Don’t be concerned; this is the furthest thing from an Ariel Pink political album. Instead, he’s composed a tribute to the late Bobby Jameson, a Sunset Strip ’60s singer-songwriter expected to be one of the greatest stars of the Aquarian Age, but whose career dissolved in a haze of drug abuse, management and label swindles and depression.

A Zelig-like figure who collaborated with The Rolling Stones, Crazy Horse and Frank Zappa, Jameson eventually disappeared into the ether until his music was slowly rediscovered in the early ’00s. Until his death in 2015, Jameson kept a blog that functioned as both autobiography and a soapbox to castigate the inequities of the music business.

“It’s so well-written and vast that I got completely engrossed in it,” Pink says. “His music was OK, but it’s about his voice as a writer. It resonates with me in so many ways, from the planned obsolescence of the industry, the pathos, his different aliases, and the audience’s inability to never see the thread running through them.”
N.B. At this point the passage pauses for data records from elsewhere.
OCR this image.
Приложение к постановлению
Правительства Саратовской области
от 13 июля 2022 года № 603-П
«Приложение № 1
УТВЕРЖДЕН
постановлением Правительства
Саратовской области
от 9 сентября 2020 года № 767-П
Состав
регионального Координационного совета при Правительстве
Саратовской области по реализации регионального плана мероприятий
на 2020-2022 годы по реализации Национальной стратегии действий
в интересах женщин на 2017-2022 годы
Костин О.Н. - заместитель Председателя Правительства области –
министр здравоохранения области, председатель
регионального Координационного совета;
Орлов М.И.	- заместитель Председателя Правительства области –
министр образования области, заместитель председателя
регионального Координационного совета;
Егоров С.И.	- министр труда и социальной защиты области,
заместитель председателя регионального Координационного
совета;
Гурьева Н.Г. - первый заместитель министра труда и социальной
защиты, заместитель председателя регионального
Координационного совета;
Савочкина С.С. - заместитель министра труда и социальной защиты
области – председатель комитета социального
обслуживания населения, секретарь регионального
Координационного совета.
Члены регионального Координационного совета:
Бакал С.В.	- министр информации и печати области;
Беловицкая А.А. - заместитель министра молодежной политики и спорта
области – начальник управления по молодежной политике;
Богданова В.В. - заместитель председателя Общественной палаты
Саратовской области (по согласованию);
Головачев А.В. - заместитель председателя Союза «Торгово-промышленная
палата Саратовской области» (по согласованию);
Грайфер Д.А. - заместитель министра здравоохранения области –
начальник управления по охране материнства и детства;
It’s easy to understand the kinship between Pink and Jameson. The former figured he’d languish in lo-fi record-store obscurity until being anointed as one of the most important musicians of his generation. Though his outspokenness and idiosyncrasies have garnered him more headlines than his songs in recent years, Dedicated to Bobby Jameson is another batch of whimsical, bizarre and outstanding songs from a singular L.A. original, a reminder why he deserved to make it to the other side.

“I just want to be a totally boring, blowhard, career artist,” Pink says, half-jokingly — raising his eyebrows, completely aware that at least the latter half of that fate is secure.

Ariel Pink's Dedicated to Bobby Jameson is out Sept. 15 on Mexican Summer.